La Tunisie a un nouveau premier ministre, chargé de former un gouvernement sous quinze jours.
Par petites touches, souvent dans la douleur, la Tunisie avance. Elle a franchi, vendredi, un nouveau pas vers une sortie de crise, avec la désignation d’un nouveau premier ministre, Mehdi Jomaa, chargé de préparer le pays à de nouvelles élections. La Tunisie et ses partenaires espèrent que la nouvelle étape, destinée mettre en place un pouvoir plus stable, permettra au pays de trouver de nouveaux équilibres après la chute de Ben Ali et la « révolution du jasmin », qui avait marqué le point de départ du « printemps arabe ».
Le consensus a été difficile à trouver autour du nouveau premier ministre. Le parti islamiste Ennahdha, large vainqueur des premières élections post-Ben Ali, a tenté de préserver ses positions, mais il a été contraint de céder du terrain, face aux demandes internes et externes. Maintenu sous une pression constante de l’opposition libérale, Ennahdha a rapidement admis qu’il ne pouvait gouverner seul, d’autant plus que le cas égyptien, où des islamistes sont arrivés au pouvoir par les urnes, a montré que l’expérience tunisienne pouvait tourner à tout moment. En Tunisie même, la conjoncture n’était guère favorable. L’assassinat de deux dirigeants de l’opposition a cristallisé les mécontentements, et place le parti de rached Ghannouchi dans une position intenable.
Les concessions d’Ennahdha
Ennahdha avait cédé, dans un premier temps, en acceptant de changer un premier ministre fortement décrié, Hamdi Jebali, pour le remplacer par son ministre de l’intérieur, Ali Laarayedh, appelé à sévir face aux islamistes radicaux. Mais Laaryedh était à son tour remis en cause, alors que le pays peinait à trouver un accord sur la nouvelle constitution.

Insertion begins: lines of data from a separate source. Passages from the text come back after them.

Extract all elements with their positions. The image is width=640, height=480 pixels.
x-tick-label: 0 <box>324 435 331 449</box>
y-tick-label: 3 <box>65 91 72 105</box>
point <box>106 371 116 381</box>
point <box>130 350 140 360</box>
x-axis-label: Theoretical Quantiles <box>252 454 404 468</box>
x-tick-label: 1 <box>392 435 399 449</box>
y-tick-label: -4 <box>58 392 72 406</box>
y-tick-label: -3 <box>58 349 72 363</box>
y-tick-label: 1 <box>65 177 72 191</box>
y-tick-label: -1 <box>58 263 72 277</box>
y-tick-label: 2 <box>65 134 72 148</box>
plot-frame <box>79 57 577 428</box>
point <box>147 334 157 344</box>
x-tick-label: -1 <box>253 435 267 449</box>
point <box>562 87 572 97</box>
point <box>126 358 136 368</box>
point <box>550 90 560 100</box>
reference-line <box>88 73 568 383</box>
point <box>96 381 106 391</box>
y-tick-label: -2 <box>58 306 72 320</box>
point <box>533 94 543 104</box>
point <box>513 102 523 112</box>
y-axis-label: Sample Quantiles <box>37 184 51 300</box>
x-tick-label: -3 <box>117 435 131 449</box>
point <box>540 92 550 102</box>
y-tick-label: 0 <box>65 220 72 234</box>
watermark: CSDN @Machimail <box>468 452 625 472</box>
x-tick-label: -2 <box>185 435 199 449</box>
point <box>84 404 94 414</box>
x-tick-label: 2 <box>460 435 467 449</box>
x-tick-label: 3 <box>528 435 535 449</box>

Ennadha a finalement choisi d’éviter la confrontation. Le parti islamiste a cédé sur la constitution, en acceptant que la liberté de conscience soit reconnue. Dans le même temps, il acceptait de céder le gouvernement à une équipe moins marquée politiquement. Et c’est finalement Mehdi Jomma, 52 ans, ancien ministre de l’industrie, qui est chargé de former un gouvernement « neutre ». Mais celui-ci a aussitôt souligné le caractère empoissé du cadeau qui lui était offert. Il a promis de « faire tout ce qui est possible », mais a tout de suite prévenu : il ne faut pas attendre de miracles ».
Une marge très réduite
Cette prudence est liée à deux facteurs. La situation politique interne est encore confuse. Les négociations vont se poursuivre pour élaborer la nouvelle constitution, et il est probable qu’Ennahdha, qui poursuit sa mutation politique, lâchera encore du lest, en espérant reprendre la main lors des élections. Quant à la situation économique, elles est encore plus compliquée, avec un tourisme sinistré, une croissance en berne et des perspectives peu encourageantes.
A cela s’ajoute la menace d’un terrorisme qui plane sur la Tunisie. Pour l’heure, les actes terroristes semblent se limiter au mont Chaambi, près de la frontière algérienne, mais l’assassinat de deux opposants, Chokri Belaïd et Mohamed Brahmi, a montré que la dérive est toujours possible.
La Tunisie peut toutefois compter sur deux atouts importants : l’habileté politique du président Moncef Marzouki, et le soutien de puissances influentes, intéressées par le succès de l’expérience tunisienne.